Israel faced international condemnation after armed Israeli soldiers boarded around 40 ships that were attempting to break a naval blockade to deliver aid to the Palestinian enclave, arresting more than 400 foreign activists including Swedish climate campaigner Greta Thunberg.
In Barcelona, protesters smashed or spray-painted anti-Israel slogans on windows of stores and restaurants including coffee chain Starbucks, hamburger franchise Burger King and supermarket chain Carrefour, accusing them of complicity in Israel’s offensive in the Gaza Strip.
“These protests are the only thing we can do,” said Akram Azahomaras, who was among the marchers but said vandalism of stores was counterproductive.
“But doing it like this, I don’t think it’s right,” she added. “We need to do it peacefully, with our words, not with actions.”

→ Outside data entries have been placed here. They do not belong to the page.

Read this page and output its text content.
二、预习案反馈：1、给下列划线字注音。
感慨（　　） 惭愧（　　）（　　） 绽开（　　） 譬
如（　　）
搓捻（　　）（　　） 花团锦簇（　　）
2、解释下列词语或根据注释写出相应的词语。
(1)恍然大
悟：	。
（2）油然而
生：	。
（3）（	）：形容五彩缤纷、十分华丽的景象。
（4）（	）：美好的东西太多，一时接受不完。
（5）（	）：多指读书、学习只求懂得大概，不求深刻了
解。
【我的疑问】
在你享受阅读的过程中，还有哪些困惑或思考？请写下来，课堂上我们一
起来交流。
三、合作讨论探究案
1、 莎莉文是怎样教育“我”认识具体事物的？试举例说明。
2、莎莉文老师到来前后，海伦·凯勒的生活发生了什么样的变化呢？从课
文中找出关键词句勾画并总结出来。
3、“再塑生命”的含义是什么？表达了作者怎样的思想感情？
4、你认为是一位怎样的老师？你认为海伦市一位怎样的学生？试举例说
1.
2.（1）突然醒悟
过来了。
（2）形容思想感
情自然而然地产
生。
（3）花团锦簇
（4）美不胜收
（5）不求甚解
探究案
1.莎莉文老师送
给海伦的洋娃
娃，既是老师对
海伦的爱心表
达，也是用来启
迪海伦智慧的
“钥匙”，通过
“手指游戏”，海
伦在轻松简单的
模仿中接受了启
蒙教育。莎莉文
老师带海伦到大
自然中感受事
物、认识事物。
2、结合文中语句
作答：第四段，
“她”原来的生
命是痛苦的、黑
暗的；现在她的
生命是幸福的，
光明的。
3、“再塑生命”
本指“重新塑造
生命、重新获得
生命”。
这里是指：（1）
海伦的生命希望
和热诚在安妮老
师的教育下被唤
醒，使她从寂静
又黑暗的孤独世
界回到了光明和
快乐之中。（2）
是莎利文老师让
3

In Italy, students occupied universities, including Milan’s Statale and Rome’s La Sapienza, and blocked access to Bologna’s university using car tyres, video footage showed. In Turin, hundreds of people blocked traffic on the city’s ring road, according to news agency reports. Doctors, nurses, pharmacists and others were due to take part in a flash mob in Rome, shining flashlights and mobile phone lights and reading out the names of 1,677 health workers killed in Gaza, organisers said. Italian unions have called for a general strike in support of the Gaza aid flotilla, with more than 100 marches or rallies expected across the country.

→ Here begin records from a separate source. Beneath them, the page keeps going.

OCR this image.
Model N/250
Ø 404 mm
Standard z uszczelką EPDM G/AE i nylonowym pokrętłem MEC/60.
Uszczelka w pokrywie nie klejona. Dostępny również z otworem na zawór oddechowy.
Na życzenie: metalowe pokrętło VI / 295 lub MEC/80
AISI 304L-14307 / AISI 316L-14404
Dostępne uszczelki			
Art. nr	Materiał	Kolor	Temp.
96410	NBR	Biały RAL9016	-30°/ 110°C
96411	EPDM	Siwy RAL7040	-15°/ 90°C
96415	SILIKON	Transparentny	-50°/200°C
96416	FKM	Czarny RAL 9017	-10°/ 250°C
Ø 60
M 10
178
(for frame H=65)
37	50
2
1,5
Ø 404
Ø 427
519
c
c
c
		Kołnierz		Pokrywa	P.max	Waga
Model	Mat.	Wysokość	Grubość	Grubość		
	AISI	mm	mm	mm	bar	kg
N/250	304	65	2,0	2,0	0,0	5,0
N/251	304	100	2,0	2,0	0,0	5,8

Italian Defence Minister Guido Crosetto criticized the disruption caused by some of the protesters.
“Does anyone really believe that blocking a station, an airport, a motorway or destroying a shop in Italy will bring relief to the Palestinian people?” he wrote on X.

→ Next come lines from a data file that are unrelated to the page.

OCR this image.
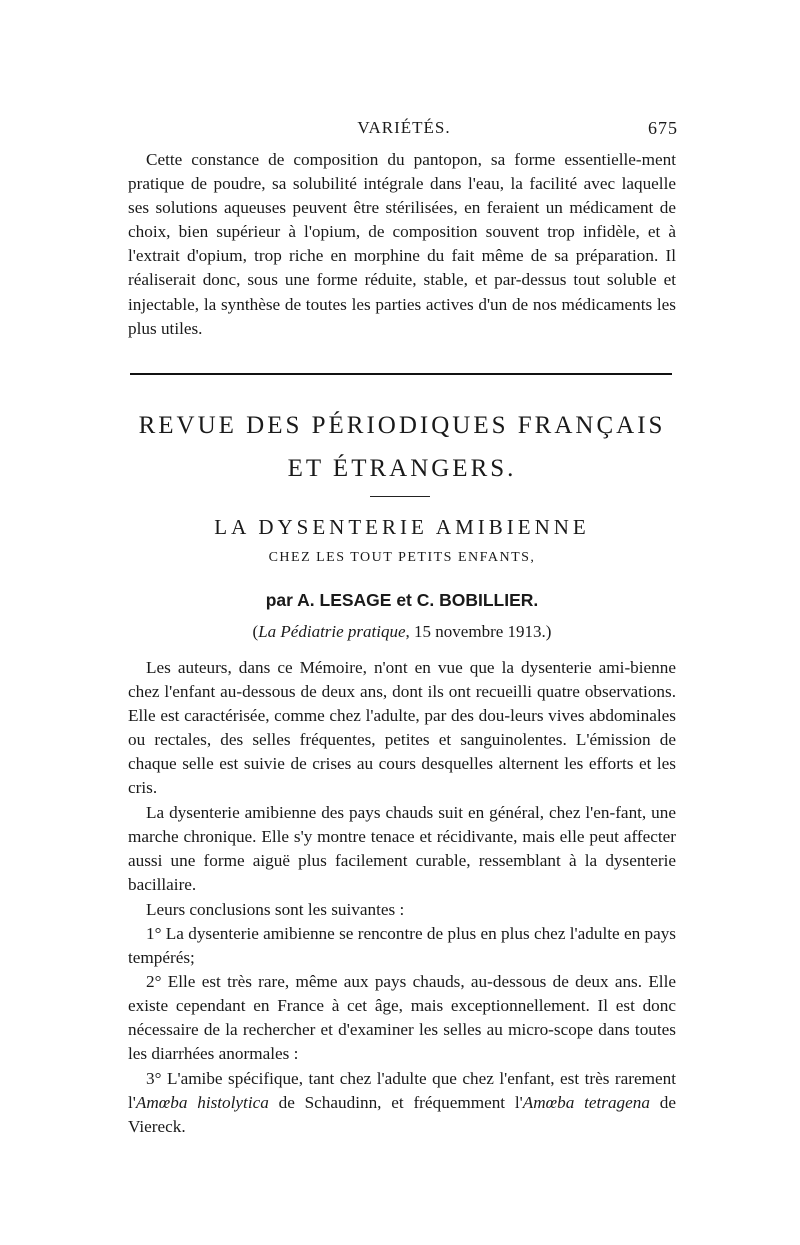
VARIÉTÉS.	675

Cette constance de composition du pantopon, sa forme essentielle-ment pratique de poudre, sa solubilité intégrale dans l'eau, la facilité avec laquelle ses solutions aqueuses peuvent être stérilisées, en feraient un médicament de choix, bien supérieur à l'opium, de composition souvent trop infidèle, et à l'extrait d'opium, trop riche en morphine du fait même de sa préparation. Il réaliserait donc, sous une forme réduite, stable, et par-dessus tout soluble et injectable, la synthèse de toutes les parties actives d'un de nos médicaments les plus utiles.

REVUE DES PÉRIODIQUES FRANÇAIS
ET ÉTRANGERS.
LA DYSENTERIE AMIBIENNE
CHEZ LES TOUT PETITS ENFANTS,
par A. LESAGE et C. BOBILLIER.
(La Pédiatrie pratique, 15 novembre 1913.)

Les auteurs, dans ce Mémoire, n'ont en vue que la dysenterie ami-bienne chez l'enfant au-dessous de deux ans, dont ils ont recueilli quatre observations. Elle est caractérisée, comme chez l'adulte, par des dou-leurs vives abdominales ou rectales, des selles fréquentes, petites et sanguinolentes. L'émission de chaque selle est suivie de crises au cours desquelles alternent les efforts et les cris.

La dysenterie amibienne des pays chauds suit en général, chez l'en-fant, une marche chronique. Elle s'y montre tenace et récidivante, mais elle peut affecter aussi une forme aiguë plus facilement curable, ressemblant à la dysenterie bacillaire.

Leurs conclusions sont les suivantes :

1° La dysenterie amibienne se rencontre de plus en plus chez l'adulte en pays tempérés;

2° Elle est très rare, même aux pays chauds, au-dessous de deux ans. Elle existe cependant en France à cet âge, mais exceptionnellement. Il est donc nécessaire de la rechercher et d'examiner les selles au micro-scope dans toutes les diarrhées anormales :

3° L'amibe spécifique, tant chez l'adulte que chez l'enfant, est très rarement l'Amœba histolytica de Schaudinn, et fréquemment l'Amœba tetragena de Viereck.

Across Europe, thousands of protesters took to the streets in Dublin, Paris, Berlin and Geneva to condemn Israel’s interception of the flotilla. Rallies also took place in Buenos Aires, Mexico City and Karachi.
In Istanbul, a crowd gathered outside the Israeli embassy holding aloft banners with slogans such as “Israel is massacring humanity, not Gaza / Do not be silent, do not sit, stand up.”
The war in Gaza has killed more than 66,000 people, according to Palestinian authorities.
Israel began its offensive after the October 7, 2023, Hamas-led attack on Israel in which some 1,200 people were killed and 251 taken as hostages back to Gaza, according to Israeli tallies.